Für Puristen völlig undenkbar ist die Wahl des Triebwerks: Der neue GT wird erstmals nicht von einem Achtzylinder mit Hubraum „ohne Ende“, sondern von einem V6 Biturbo mit dreieinhalb Litern großzügig beatmet. V6 Eco-Boost nennt sich dieses Aggregat, das übrigens auch in einem Pick-Up Verwendung findet: 60 Prozent der Motorbauteile von GT und Ford Raptor sind identisch.
Wenn die Tür über dem Kopf „baumelt“, statt zur Seite zu schwingen, ist der Einstieg schon etwas gewöhnungsbedürftig. Ist man erst einmal drin in diesem Sitz, der eher einer Pilotenkanzel ähnelt, wird der Blick frei auf ein an Instrumenten arg spartanisch anmutendes Cockpit. Angezeigt wird, was mit der Hauptsache dieses Automobils zu tun hat: mit dem Fahren. Großer Drehzahlmesser und Tacho. Letzterer in Meilen, ganz verschämt in etwas kleineren auch in Kilometer-Angaben.
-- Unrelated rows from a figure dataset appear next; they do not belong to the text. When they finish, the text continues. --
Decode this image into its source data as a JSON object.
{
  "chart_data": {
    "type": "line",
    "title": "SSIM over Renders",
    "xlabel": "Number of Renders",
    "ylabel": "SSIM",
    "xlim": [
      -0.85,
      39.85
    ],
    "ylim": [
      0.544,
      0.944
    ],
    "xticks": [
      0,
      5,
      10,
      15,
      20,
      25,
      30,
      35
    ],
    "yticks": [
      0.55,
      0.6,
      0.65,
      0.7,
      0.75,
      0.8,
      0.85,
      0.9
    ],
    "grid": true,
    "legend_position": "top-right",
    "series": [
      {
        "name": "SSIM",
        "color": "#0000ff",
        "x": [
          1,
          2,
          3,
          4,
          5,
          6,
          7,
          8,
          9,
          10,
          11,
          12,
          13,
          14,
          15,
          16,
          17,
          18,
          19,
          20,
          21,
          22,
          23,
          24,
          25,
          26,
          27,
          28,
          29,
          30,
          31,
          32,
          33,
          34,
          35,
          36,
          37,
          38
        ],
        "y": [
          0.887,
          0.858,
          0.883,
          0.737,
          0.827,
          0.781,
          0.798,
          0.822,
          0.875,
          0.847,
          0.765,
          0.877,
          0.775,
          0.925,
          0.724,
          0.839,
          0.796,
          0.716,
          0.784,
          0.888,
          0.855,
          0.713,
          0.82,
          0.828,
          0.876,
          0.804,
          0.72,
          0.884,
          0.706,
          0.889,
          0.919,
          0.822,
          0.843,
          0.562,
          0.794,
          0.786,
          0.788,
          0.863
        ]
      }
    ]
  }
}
In diesem Auto, das merke ich schnell, ist nichts normal: Beim Finden der idealen Sitzposition registriere ich, dass beide Schalensitze miteinander fest verbunden sind. Ziehe ich an einer kleinen Schlaufe rechts des Mitteltunnels, bewegt sich de Pedalerie in dem Carbon-Monocoque vor und zurück. Muss man aber erst einmal drauf kommen. Fünf Fahrmodi, so klärt mich der Renn-Ingenieur auf dem Beifahrer-Sitz auf, stehen zur Verfügung. (Wet, Normal, Sport, Track und Highspeed). Von letzterer, denke ich bei mir, lasse ich – beim ersten Mal zumindest – die Finger. Das Siebengangs-Doppelkupplungs-Getriebe wird mit einem Dreh-Wahlknopf („Electronic Shifter“) statt Gang-Wahlhebel bedient. Geblinkt wird mittels Druckknopf am Lenkrad, wo ohnehin die wichtigsten Funktionen angebracht sind. Kurz für dreimal. Lang für permanent.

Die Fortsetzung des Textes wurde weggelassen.